Christ, yes. People who do that should be subject to extensive torture and then voted off the island.
“Kay” as a sound is not necessarily problematic in speech. In text, like E-mails or text messaging or IM, it’s just dismissive, representing literally the bare minimum of effort required to muster any response to what you’re saying at all. If you think the bare minimum is enough, then ok. But some people choose to type more and I encourage that, ok?
I hate it when I’m using the mouse pad on my laptop and I make a certain motion that results in major font shrinkage. Then I can’t figure out how to get it go back to normal.
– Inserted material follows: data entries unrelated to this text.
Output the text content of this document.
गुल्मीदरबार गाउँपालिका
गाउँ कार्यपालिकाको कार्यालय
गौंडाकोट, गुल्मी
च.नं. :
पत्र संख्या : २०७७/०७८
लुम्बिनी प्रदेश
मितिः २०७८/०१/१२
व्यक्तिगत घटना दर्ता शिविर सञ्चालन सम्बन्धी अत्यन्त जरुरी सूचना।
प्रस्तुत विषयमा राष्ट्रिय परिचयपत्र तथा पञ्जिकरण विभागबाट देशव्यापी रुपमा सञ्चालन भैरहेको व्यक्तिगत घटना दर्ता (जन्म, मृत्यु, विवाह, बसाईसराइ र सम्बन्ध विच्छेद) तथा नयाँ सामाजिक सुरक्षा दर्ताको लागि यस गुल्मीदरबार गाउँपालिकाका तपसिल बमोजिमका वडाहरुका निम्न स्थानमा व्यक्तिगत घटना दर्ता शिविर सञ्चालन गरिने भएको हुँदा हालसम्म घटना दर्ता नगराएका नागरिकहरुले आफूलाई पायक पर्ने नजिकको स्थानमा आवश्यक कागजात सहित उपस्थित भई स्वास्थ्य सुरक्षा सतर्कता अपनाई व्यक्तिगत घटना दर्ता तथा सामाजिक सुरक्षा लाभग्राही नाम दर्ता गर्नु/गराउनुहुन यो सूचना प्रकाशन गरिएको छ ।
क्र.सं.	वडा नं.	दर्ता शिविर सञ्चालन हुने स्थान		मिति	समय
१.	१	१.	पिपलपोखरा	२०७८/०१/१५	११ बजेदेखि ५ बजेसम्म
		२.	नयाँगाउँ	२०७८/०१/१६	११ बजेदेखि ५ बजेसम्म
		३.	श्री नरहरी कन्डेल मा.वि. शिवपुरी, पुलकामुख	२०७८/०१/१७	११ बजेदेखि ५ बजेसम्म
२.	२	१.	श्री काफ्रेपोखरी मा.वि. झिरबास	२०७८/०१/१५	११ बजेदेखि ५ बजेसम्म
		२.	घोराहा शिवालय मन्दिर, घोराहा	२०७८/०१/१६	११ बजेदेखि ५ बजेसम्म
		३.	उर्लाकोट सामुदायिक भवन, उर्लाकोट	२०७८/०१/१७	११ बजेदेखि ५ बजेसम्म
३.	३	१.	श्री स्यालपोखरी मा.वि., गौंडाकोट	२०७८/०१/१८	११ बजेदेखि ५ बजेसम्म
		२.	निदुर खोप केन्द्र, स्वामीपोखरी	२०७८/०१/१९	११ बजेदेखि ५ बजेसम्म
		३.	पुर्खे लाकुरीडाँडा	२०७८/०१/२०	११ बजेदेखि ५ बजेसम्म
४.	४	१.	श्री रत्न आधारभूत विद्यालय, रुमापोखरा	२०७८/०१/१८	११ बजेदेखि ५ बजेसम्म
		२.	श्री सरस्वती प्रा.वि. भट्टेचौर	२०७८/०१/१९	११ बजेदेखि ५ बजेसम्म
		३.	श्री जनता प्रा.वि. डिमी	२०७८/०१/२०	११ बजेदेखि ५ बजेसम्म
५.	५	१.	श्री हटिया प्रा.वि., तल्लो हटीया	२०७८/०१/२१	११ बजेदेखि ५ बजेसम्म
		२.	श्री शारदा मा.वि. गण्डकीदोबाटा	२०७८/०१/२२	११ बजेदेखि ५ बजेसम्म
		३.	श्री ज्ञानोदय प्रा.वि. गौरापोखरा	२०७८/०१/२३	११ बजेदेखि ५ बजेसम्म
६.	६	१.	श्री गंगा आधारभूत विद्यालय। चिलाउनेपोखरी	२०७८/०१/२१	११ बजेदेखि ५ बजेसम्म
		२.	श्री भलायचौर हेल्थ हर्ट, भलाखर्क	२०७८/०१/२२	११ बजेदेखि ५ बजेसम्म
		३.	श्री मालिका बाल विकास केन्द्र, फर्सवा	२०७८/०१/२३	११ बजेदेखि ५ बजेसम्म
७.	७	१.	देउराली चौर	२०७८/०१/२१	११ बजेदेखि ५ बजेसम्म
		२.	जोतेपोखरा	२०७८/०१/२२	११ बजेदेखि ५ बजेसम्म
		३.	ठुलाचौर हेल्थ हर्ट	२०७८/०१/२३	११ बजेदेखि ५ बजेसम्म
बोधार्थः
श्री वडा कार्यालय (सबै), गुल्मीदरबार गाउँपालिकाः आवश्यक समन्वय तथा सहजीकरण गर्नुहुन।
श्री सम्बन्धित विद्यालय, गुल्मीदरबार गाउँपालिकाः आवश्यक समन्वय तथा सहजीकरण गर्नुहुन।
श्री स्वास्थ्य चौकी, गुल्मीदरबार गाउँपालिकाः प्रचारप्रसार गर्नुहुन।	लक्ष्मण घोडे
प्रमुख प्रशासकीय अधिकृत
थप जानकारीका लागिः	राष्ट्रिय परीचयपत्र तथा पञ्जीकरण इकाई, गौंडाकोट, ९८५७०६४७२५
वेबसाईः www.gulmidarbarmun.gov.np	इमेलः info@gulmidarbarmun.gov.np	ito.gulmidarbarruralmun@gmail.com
Man, I am so glad other people assign genders and personalities to numbers. I’ve done that as long as I can remember. I actually do have synesthesia, I “see” numbers, letters and words as colors. Or associate them with colors. Hard to describe to people who don’t do it. 7 is a rich kelly green, but not a nice number and very mean to 6, which is a baby blue and quite timid. I could go on.
I love this bored. Not only do I find other people who give numbers personalities, but we all seem to think 7 is a bad guy.
People who don’t keep their music collection (cd racks, LP stacks, whatever) arranged in alphabetical order deserve to have the whole thing rifled through and re-arranged in a chaotic manner.
I can never find what I like.
I told my husband that Matti Höylä was my favourite goalie ever, and he asked me if I liked him more than Carey Price (we have an ongoing teasing argument about Price vs Halak). I then had to explain to him that they are different favourites:
Höylä - favourite goalie dancing to “Thriller”
Price- favourite goalie with adorable brown eyes.
Lundqvist- favourite “fucking hot, but plays for the Rangers”.
My husband got annoyed at this point, and changed the topic of conversation…!
For the record, I have no clue who my favourite goalie is…I like different ones for different reasons, and I don’t see why I should have to choose!
If this happens, can it be restricted to English only, please? We need the C to continue to exist in it’s current form in Montreal, for the Canadiens, so we can then abbreviate it to CH!
My CD collection has never been in alphabetical order. Rifle through it all you like, place it however you like! I just find the ones I want based on the colour of the spine. It takes a few minutes sometimes, but really, if I’m going to be putting in a CD and listening to it for a while, what difference does a couple of minutes make? It’s not like I’m in a hurry!
“I’m good…”
No, you’re not. Damnit, you’re fine, or you’re well, but if you say good again I’m going to break your fucking face with a brick.
I cant stand Sarah Silverman.
She’s never done anything to me but I would punch her in the nose if I ever met her. I have to change the channel when her annoying ass of a face is on TV.
Is the fifth letter of your name the fifth letter of the alphabet? Mine is. Actually, so is the first letter of my name. I think I need to go ponder this.
Oh my, yes. Bookshelves too. And DVDs. I’ve arranged every collection of books, CDs and DVDs in the house dozens of times, but my stupid family keep messing it up whenever they decide they want one of the items or just feel like messing with me.
I hate sharp knives for some reason. Axes? Fine. Saws? Fine. Butter knives? Fine. Kitchen knives? You’re about to cut off your thumb or stab yourself or throw it across the room at me!
Also, what’s with all the seven hate? I love seven! Especially if you get it by adding three and four. Eight, on the other hand … smarmy bastard. Everyone loves eight, but I don’t trust it. Never have.
Tony Danza. My nemesis.
Basically
It is a meaningless word and a verbal crutch. People use it to pad and to add weight and importance or something to their speech. But it’s worthless and should never be uttered again.
I was in a training class a couple of years back and the instructor loved that work. One morning I had to count - he said it something like 157 times in less than 3 hours, including three times in one sentence.